Chris Cheek, author and consultant/analyst on UK ground passenger transport, described the funding package as “a sensible and necessary extension of the welcome support from Government”. But he added: “In a sense it just kicks the can down the road for another few months. Almost nobody expects passenger numbers to return to pre-Covid levels any time soon, and in the absence of ongoing help, fares and service levels will have to adjust.”

He told LTT: “Bus networks remain an essential tool in the Government’s decarbonisation strategy, but that tool is useless if people can’t switch modes because the services are too expensive or no longer exist. We need to spend the next few months having a sensible, mature debate about how bus services are going to be funded and provided in future, not pretending that everything is going to be all right come October.”

Roger French, a bus industry commentator and former managing director of Brighton and Hove Bus Company, told LTT: “It’s very welcome to see more funding provided to ensure bus passengers don’t face severe cuts to services, but it would have been helpful to have had better notice of this intention rather than leave it until the eleventh hour and fifty ninth minute before deregistrations needed to be submitted with traffic commissioners. And I guess there’s an inevitability it’ll be taken from the famed £3bn originally intended to boost buses like never before.”

The Government’s announcement was described by bus industry investor Julian Peddle as “a bit late, but better late than never”. He told LTT: “It gives some clarity in one of the four potential threats (BRG/ Concessions/BSIPs/fuel) and says we must work towards a sustainable network, however, as always, the devil will be in the detail.”

Bus operators will “need to move from fantasyland to reality” and “stupid rules about running near 100% of services and restrictions on fare changes” should be scrapped from 1 April.

“What is far more worrying is that clarity on concessions, which are actually far more important, has come very very late in the day.
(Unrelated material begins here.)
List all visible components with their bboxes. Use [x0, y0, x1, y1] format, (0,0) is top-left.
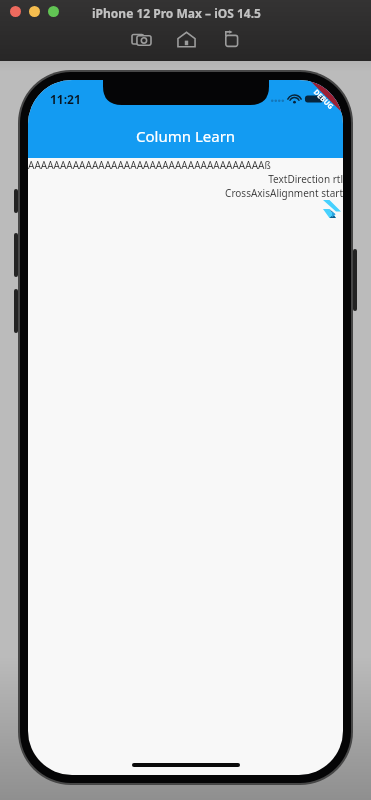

Many local authorities have already set their budgets for next year, and changing them will be very difficult. Those local authorities that heed the request to keep concessions at pre-Covid levels should see a more orderly transition.”

Conversely, those councils that cut concessions in line with the DfT’s original guidance will see a much reduced network, and “hopefully a deluge of appeals”, said Peddle. 

“Basically, concessions pay at around 50p for every £1 of cash fare, because of past mythical passenger generation. The over 66 market consists basically of two groups; one who has to use the bus as they are not car owners or drivers, the other who have access to a car but choose to use the bus as it’s free. The latter have reduced their travel dramatically, leading to concessionary passenger levels being under 70% of pre-Covid. So, the generation calculations need to be very different, and I think the generation figure will now be about 10% based on a sample, so operators should expect 90p reimbursement for every £1 of cash fare.”

Peddle expects the setting up of Bus Service Improvement Plans (BSIPs) and Enhancement Plans (EPs) – within the Government’s National Bus Strategy –  will be delayed until September. All 79 local transport authorities in England (outside London) have submitted plans for enhanced partnerships or franchising schemes. For the “lucky 16” BSIPs or EPs that will get substantial funding, this will coincide with the end of BRG, said Peddle. “For the other 60 or so it’s not clear if there will be any further funding rounds.”